À l’assaut de la forteresse Europe !

Début 1943, alors que les Anglo-Américains en sont encore à réduire difficilement les dernières forces de l’Afrika Korps en Afrique du Nord (Tunisie), l’état-major des Alliés, pressé par Staline, examine les différents scénarios envisageables pour remettre un pied au sein de la forteresse Europe tout en évitant un bain de sang. L’option Sicile est rapidement envisagée et à travers elle de sortir au plus vite l’Italie de la guerre et de drainer quelques divisions Allemandes depuis le théâtre d’opération russe vers la Méditerranée où Hitler conserve toujours de solides divisions en réserve sur son pourtour.

Alors que le déclenchement d’Husky (nom de code du débarquement en Sicile) est fixé au 10 juillet, deux officiers des services secrets du Double Cross System ou XX System (une émanation du MI5, chargée de la sécurité intérieure) Anglais vont concevoir et élaborer un plan d’intoxication destiné à faire croire au Grand quartier général des forces germaniques (l'OKW) que les Alliés allait débarquer en Sardaigne, en Grèce ou encore, dans les Balkans.

Le corps du délit

Les deux officiers du renseignement Britanniques, Ewen Montagu (Colin Firth) et Charles Cholmondeley (Matthew Macfadyen) vont être placés sous l’autorité d’un haut gradé de marine, John Henry Godfrey (Jason Isaacs), qui se méfie d’eux et n’a que peu d’égards pour le stratagème élaboré par ces deux officiers singuliers, à la différence d’un Winston Churchill (Simon Russell Beale), qui sait pourtant mieux que personne ce qu’un débarquement raté et sanglant peut signifier comme conséquences (Premier Lord de l’Amirauté durant la guerre de 1914-1918, Churchill, il va être tenu pour responsable de l’échec de l’opération amphibie dans les Dardanelles en 1915-1916) approuve l’audace du plan.

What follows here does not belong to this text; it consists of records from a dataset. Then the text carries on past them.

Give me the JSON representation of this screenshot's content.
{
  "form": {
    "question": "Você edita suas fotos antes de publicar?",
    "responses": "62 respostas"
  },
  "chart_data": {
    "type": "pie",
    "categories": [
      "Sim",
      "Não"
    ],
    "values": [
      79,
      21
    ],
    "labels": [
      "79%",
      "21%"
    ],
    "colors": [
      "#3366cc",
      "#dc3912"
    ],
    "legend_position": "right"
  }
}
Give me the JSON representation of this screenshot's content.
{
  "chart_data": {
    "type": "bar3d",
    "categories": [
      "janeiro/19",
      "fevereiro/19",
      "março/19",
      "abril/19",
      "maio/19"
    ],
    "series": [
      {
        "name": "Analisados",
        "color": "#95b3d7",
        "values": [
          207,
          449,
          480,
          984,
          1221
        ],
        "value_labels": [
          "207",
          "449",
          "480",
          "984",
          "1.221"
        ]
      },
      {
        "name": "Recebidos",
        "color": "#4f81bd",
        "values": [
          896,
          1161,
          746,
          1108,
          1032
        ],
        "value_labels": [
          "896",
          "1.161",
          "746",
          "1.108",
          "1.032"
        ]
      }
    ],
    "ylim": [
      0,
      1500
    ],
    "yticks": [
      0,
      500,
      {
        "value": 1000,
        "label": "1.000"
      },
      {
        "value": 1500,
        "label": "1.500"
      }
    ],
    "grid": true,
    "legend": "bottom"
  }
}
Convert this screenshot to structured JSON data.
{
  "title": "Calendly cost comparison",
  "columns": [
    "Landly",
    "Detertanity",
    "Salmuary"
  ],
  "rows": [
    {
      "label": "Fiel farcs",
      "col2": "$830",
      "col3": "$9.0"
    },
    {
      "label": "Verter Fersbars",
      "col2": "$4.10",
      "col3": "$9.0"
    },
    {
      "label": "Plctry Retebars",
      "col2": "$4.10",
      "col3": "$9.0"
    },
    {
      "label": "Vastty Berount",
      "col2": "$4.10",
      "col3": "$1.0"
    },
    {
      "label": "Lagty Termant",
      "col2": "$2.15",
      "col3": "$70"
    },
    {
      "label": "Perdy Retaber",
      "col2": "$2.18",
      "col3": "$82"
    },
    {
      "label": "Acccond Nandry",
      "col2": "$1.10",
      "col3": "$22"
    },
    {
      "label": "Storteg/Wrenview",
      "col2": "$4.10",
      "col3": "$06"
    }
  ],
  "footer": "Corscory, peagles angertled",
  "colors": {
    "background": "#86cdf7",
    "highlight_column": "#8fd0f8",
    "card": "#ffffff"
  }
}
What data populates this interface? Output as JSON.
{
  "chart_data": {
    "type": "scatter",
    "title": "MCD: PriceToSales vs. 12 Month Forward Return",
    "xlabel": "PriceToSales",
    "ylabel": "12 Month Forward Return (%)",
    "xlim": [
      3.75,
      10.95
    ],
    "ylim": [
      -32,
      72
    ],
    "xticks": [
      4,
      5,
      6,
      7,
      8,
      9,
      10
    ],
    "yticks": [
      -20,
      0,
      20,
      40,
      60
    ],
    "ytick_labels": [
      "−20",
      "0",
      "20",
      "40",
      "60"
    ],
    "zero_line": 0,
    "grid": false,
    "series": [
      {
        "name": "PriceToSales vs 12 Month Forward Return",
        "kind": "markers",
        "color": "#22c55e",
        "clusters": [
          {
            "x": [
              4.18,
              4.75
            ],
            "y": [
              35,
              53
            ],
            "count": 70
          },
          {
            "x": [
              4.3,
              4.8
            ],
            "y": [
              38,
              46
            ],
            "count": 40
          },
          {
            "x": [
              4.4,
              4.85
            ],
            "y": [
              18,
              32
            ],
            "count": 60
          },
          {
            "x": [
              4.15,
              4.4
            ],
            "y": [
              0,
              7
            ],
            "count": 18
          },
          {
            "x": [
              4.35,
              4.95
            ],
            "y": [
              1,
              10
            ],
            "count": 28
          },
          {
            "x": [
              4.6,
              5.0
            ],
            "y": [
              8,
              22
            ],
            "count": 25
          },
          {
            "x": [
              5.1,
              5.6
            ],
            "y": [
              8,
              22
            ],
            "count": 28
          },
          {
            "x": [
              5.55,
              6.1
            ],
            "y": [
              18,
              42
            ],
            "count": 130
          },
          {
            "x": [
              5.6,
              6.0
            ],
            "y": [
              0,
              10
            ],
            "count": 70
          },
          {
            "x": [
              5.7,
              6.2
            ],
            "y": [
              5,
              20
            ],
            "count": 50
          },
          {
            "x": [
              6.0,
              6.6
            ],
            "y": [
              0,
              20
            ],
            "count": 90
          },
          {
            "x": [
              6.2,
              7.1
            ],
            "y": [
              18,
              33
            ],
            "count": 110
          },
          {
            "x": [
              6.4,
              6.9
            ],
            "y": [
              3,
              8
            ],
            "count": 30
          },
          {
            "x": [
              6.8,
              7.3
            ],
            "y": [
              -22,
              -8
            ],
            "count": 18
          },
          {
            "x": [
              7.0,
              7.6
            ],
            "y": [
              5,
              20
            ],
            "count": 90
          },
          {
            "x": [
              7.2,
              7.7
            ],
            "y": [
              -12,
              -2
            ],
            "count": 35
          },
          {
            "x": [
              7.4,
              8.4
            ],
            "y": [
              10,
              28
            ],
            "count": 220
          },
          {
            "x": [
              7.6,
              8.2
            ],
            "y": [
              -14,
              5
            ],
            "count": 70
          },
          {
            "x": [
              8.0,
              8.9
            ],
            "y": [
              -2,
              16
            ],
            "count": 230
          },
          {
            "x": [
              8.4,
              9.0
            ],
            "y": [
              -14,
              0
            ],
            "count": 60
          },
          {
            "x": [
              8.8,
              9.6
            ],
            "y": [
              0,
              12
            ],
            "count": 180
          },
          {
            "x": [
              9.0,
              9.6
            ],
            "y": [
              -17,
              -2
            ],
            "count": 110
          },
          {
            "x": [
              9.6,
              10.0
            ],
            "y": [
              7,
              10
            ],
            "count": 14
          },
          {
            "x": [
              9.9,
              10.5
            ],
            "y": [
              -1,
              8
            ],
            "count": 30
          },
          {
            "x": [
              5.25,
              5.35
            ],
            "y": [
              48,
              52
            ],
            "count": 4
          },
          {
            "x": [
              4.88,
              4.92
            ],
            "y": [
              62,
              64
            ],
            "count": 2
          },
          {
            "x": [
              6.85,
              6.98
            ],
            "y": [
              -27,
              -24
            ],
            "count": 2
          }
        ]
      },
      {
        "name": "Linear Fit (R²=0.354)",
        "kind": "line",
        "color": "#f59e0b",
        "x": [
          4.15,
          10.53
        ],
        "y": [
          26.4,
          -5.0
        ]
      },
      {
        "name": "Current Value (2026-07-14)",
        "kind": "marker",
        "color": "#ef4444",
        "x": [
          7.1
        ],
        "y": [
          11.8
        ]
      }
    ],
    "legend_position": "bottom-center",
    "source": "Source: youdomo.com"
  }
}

Point d’orgue des habituelles stratégies de « deception » (tromperie) dans lesquelles les services secrets Britanniques sont passés maîtres – déplacements de troupes fictives, création d’une armée fantôme, rumeurs & ordres bidons ébruités à destination des mouvements de résistance locaux et de l'ennemi – Montagu et Chomondeley ont l’idée de déposer un cadavre d’officier anglais munis d’une mallette contenant de faux mais précieux documents le long des côtes espagnoles (le pays dirigé par Franco est neutre durant la guerre mais regorge d’espions des deux camps). Seulement le temps presse, les cadavres d’hommes noyés en âge de porter les armes n’encombrent guère les morgues par temps de guerre et la supercherie, pour être efficace, requiert un scénario crédible, une préparation menée dans le plus grand secret où absolument rien ne peut être laissé au hasard, et chaque détail soupesé sous ses plus infimes implications.

Les deux architectes d’operation Mincemeat (littéralement opération viande hachée) vont réunir autour d’eux une équipe mixte de militaires au CV « littéraire », et ce pour donner corps et crédibilité maximale à la couverture de Glyndwr Michael, dans les faits, un indigent sans famille, décédé d’une pneumonie, et devenu, le « promu » major William Martin des Royal Marines, assigné au Quartier Général des opérations combinées et mort en mer avec de précieux documents relatifs aux futurs débarquements alliés contenus dans une mallette enchainée à son bras. Ainsi d’ailleurs que quelques autres effets personnels dont la (vraie) photo d’une petite amie (fictive) du nom de Pam.

Guerre des nerfs, guerre des cœurs.

Un cliché authentique qui est celui de Jean Leslie (Kelly Macdonald), secrétaire du D.C.S. dont les idées et propositions viennent renforcer la plausibilité du scénario « William Martin » qui doit par ailleurs beaucoup au storytelling d' un jeune officier du renseignement naval et écrivain en herbe à l’imagination fertile, et répondant au nom de Ian Fleming… Une précieuse assistante rapidement au centre d’un triangle sentimental dont les deux autres sommets Cholmondeley/Ewen Montagu sont tenus de collaborer malgré leur relative inimitié/rivalité et les circonstances particulières liées à la nature de leurs engagements. Montagu qui pensait terminer la guerre à un poste peu exposé vient d’envoyer sa femme aux États-Unis (cette dernière étant juive) à un moment où le couple traverse une crise. De plus, Ewen héberge chez lui un frère dilettante dont les facéties (son amour du fromage islandais…) et l’anticonformisme pacifiste le rende suspect de sympathies communistes aux yeux de l’amiral Henry Godfrey, qui charge dès lors Cholmondeley de garder un œil sur lui en échange d’un service. Cadet mal aimé au sein de sa famille, Charles essaie depuis des mois de faire rapatrier le corps de son frère décoré tombé au combat. Il a obtenu une fin de non-recevoir qui « pourrait changer » en fonction « des résultats de Mincemeat » selon l’amiral !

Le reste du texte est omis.